Archive for August 8th, 2011


Restaurant Rules in General

While living in Florida the past 2½ years, I made the following observations about restaurants.

CROWDS: Pick a crowded restaurant over an empty one. Busy places usually have lower prices, tastier food, and better service. If the parking lot is empty, drive on.

COST: Keep driving if you see valet parking: you can’t afford it.

CHAINS: The problem with chain restaurants is they generally charge more for less.

TABLES: You don’t want to sit outside when the temperature is too hot, the humidity is too high, or the wind is too strong. Go inside. There is nothing appetizing about eating next to road kill.

MUSIC: Chose a place with a relaxed atmosphere and soft background music. Customers should never have to raise their voices over loud or annoying sounds. Clarinet and violin players went out when the Beatles arrived–someone should just tell them.

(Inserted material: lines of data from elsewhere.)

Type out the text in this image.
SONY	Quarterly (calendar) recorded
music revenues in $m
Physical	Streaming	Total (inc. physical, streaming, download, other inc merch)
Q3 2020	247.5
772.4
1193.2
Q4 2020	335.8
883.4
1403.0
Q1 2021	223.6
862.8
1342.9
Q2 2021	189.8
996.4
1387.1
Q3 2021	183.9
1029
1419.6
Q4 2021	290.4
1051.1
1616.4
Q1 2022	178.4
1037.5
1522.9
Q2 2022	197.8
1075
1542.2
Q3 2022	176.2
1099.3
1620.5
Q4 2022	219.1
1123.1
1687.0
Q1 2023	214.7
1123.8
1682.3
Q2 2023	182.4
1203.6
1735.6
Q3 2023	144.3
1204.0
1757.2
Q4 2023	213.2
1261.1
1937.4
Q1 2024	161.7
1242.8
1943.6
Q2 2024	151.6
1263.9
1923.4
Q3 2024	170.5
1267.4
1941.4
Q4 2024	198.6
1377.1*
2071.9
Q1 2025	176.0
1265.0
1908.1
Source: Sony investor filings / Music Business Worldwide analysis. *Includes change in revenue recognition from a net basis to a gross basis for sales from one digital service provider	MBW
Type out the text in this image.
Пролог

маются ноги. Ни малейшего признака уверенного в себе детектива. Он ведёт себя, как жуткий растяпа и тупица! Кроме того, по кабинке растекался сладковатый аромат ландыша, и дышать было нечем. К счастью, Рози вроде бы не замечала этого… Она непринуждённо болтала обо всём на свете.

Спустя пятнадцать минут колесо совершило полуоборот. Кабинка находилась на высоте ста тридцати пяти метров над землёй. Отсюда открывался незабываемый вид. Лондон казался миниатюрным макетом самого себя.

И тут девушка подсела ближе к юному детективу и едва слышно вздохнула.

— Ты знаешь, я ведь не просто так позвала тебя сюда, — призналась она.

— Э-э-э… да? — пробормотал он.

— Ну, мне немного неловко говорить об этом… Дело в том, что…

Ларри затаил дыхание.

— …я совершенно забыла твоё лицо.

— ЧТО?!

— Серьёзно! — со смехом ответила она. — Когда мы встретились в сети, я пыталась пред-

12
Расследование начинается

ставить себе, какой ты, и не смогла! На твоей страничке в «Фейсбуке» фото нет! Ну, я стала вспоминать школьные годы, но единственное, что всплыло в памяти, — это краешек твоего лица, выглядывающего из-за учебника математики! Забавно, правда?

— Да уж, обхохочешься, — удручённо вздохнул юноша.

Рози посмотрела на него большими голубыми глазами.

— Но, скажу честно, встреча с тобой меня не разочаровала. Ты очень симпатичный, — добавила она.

MENUS: The menu should be no more than 4 pages. Big chains, like Applebees, Chilis, and TGI Fridays, now use massive picture books, instead of old-fashioned menus. The one at Applebees was actually 14 pages, filled with pictures of food one can only dream of eating. Some have even gone to the point of sticking one menu inside another, as if we didn’t already have enough to read. The menu should simply tell us in plain English what they do best.

DRINKS: While restaurant menus should be short, they should never delete the drink prices. Since more and more restaurants are now doing this, consumers need to fight back. One way is to order nothing but water, until they get the message.

CLEAN DISHES: Kitchen helpers just have to get the soap out of the coffee cups, before they put them back in circulation. Cream in coffee is ok, Borax cleanser is not.

SERVERS: Table servers, known as waitresses in the day, can make or break the experience. I do not care for those who ask how is the food is tasting, because I am always this close to giving a serious long-winded answer. I also don’t like it when they come around too often, since I don’t want to be pampered. I do however expect a few things.

ORDERING: I sometimes don’t know what I want to eat, so I ask what they are good at. I am disappointed when the server is dumbfounded. It also troubles me when they direct me to the most expensive item in an attempt at increasing their tip.

COOKING: After ordering, the food should be prepared within a reasonable time. If they are going to microwave everything, the least they could do is not tell us. One place made it painfully obvious by serving everything in microwavable bowls.

DELIVERY: Before delivering the food, the servers should be sure the kitchen prepared what was ordered. If it is supposed to be hot, please don’t serve it cold. If the order is totally screwed up, the server has to take it up with the kitchen. At a Chili’s, I ordered a pita with steak, but received no meat or lettuce, too many onions and peppers, and no sauce at all. When the server failed to even offer to solve the problem, my disappointment turned to despair.

FINAL THOUGHTS: I don’t mind busy places, if the food and service is good, and the prices are reasonable. Just give me a table where I am not subjected to excessive heat, freezing air, or noise. Give me a simple menu that says what the restaurant does best. Post all prices. Clean all dishes. Hire table servers who are interested in their jobs. And most of all—serve what was ordered.